While our colleagues on the business side deserve credit for pushing newsrooms to become more nimble in recent years, they have also consistently failed to imagine and then incubate a Craigslist, a Groupon, a Monster.com, let alone a Google or a Facebook. Nor are they any closer today than they were last year in fixing the broken business model of quality journalism. So, while there is still room to cut costs and become more efficient, unless the revenue spigot opens up, the business model will remain broken and the decline of major news brands will only accelerate.
All of which brings us to 2011 and what looks like the start of myriad experiments in search of a fix. The Financial Times and The Wall Street Journal, with relatively proprietary content, can afford hard pay walls on the Web. And so can many of Rupert Murdoch’s other newspapers, what with News Corp.’s deep pockets to cushion the impact of millions of readers who aren’t paying and going elsewhere. The New York Times has launched its much anticipated digital payment subscription, a metered system that essentially targets heavy users of NYT content, an ambitious and gutsy move by the largest newspaper Web site in America. Scores of other experiments with pay systems are underway in the US and around the world, most too nascent to reach any conclusions.
At The Post, this really isn’t a question about Pay Walls vs. Free Media. It is really about recognising that digital is the future but print is not just the present but also the future as well, at least the foreseeable future. The debate is whether we can do well first, as a healthy business, so we can continue to do good through our journalism and fulfil our core mission: Being the Indispensable Guide to Washington.

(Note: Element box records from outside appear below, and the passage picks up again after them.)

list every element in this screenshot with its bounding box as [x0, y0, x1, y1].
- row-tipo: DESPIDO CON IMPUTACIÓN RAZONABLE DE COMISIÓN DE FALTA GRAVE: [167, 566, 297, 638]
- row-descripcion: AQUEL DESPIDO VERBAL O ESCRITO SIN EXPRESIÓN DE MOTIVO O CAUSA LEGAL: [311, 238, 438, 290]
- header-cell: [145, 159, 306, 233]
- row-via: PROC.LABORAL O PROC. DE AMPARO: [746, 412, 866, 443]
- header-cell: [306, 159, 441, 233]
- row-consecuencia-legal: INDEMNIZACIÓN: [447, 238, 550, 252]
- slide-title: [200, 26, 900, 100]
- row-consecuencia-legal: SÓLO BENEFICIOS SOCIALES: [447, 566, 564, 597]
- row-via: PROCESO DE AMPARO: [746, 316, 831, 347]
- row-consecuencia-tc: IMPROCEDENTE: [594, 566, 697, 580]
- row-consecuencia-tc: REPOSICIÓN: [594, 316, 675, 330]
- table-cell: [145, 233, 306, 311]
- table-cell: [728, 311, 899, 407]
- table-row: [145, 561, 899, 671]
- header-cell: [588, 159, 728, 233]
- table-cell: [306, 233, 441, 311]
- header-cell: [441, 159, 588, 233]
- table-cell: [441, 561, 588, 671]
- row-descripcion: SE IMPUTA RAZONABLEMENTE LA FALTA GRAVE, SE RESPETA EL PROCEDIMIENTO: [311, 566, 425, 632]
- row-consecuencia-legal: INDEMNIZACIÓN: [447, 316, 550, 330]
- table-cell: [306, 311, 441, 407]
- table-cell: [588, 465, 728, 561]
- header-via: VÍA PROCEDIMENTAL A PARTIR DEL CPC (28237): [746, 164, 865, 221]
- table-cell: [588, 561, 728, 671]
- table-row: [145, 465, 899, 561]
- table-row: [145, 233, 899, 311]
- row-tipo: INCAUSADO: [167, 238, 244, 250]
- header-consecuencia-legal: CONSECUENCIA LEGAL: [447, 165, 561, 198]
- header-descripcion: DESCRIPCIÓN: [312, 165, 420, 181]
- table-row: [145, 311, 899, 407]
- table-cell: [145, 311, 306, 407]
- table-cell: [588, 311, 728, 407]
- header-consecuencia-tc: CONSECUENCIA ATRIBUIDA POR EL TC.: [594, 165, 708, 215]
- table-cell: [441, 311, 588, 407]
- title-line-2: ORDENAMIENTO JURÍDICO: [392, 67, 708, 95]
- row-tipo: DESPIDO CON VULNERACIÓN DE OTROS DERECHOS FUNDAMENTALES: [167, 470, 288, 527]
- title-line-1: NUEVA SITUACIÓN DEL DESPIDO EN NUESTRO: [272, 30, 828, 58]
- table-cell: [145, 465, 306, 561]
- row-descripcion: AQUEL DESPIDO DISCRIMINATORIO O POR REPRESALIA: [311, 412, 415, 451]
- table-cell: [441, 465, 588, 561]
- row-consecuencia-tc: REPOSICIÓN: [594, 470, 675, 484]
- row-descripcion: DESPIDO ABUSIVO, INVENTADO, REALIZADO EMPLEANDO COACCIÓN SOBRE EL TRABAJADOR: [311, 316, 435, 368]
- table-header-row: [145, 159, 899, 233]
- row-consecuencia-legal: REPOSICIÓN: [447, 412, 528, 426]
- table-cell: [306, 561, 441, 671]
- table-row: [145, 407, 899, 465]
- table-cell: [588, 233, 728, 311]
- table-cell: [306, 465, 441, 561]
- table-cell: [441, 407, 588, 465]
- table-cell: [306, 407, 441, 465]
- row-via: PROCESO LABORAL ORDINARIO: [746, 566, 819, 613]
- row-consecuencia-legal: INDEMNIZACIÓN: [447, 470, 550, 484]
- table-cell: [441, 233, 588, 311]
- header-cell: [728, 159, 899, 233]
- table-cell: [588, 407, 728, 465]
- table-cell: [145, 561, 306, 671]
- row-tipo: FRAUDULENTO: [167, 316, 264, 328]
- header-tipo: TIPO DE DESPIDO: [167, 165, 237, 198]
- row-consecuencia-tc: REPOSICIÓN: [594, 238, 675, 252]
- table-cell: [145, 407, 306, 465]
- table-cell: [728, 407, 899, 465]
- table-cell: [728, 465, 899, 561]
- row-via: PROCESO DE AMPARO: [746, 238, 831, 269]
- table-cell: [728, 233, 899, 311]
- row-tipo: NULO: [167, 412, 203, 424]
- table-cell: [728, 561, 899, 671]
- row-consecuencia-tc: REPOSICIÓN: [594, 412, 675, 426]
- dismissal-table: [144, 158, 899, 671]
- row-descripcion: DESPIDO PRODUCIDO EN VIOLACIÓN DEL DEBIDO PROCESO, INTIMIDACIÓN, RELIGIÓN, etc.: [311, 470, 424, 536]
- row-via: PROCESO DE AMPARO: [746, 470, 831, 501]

What is clear to us is that our current revenue streams can no longer support our mission. But what is also clear is that there is no single consumer pay model on the Web whose friction won’t meaningfully impact our current $80 million annual digital revenue, let alone widen that spigot. Apple, with its 30 percent cut and desire to own our readers, isn’t the salvation even as the iPad, and other mobile devices, offer one clearly visible line of revenue. Readers do seem to be willing to pay for mobile engaging experiences and interaction with much of the same content that they are reluctant to pay for at a Web site.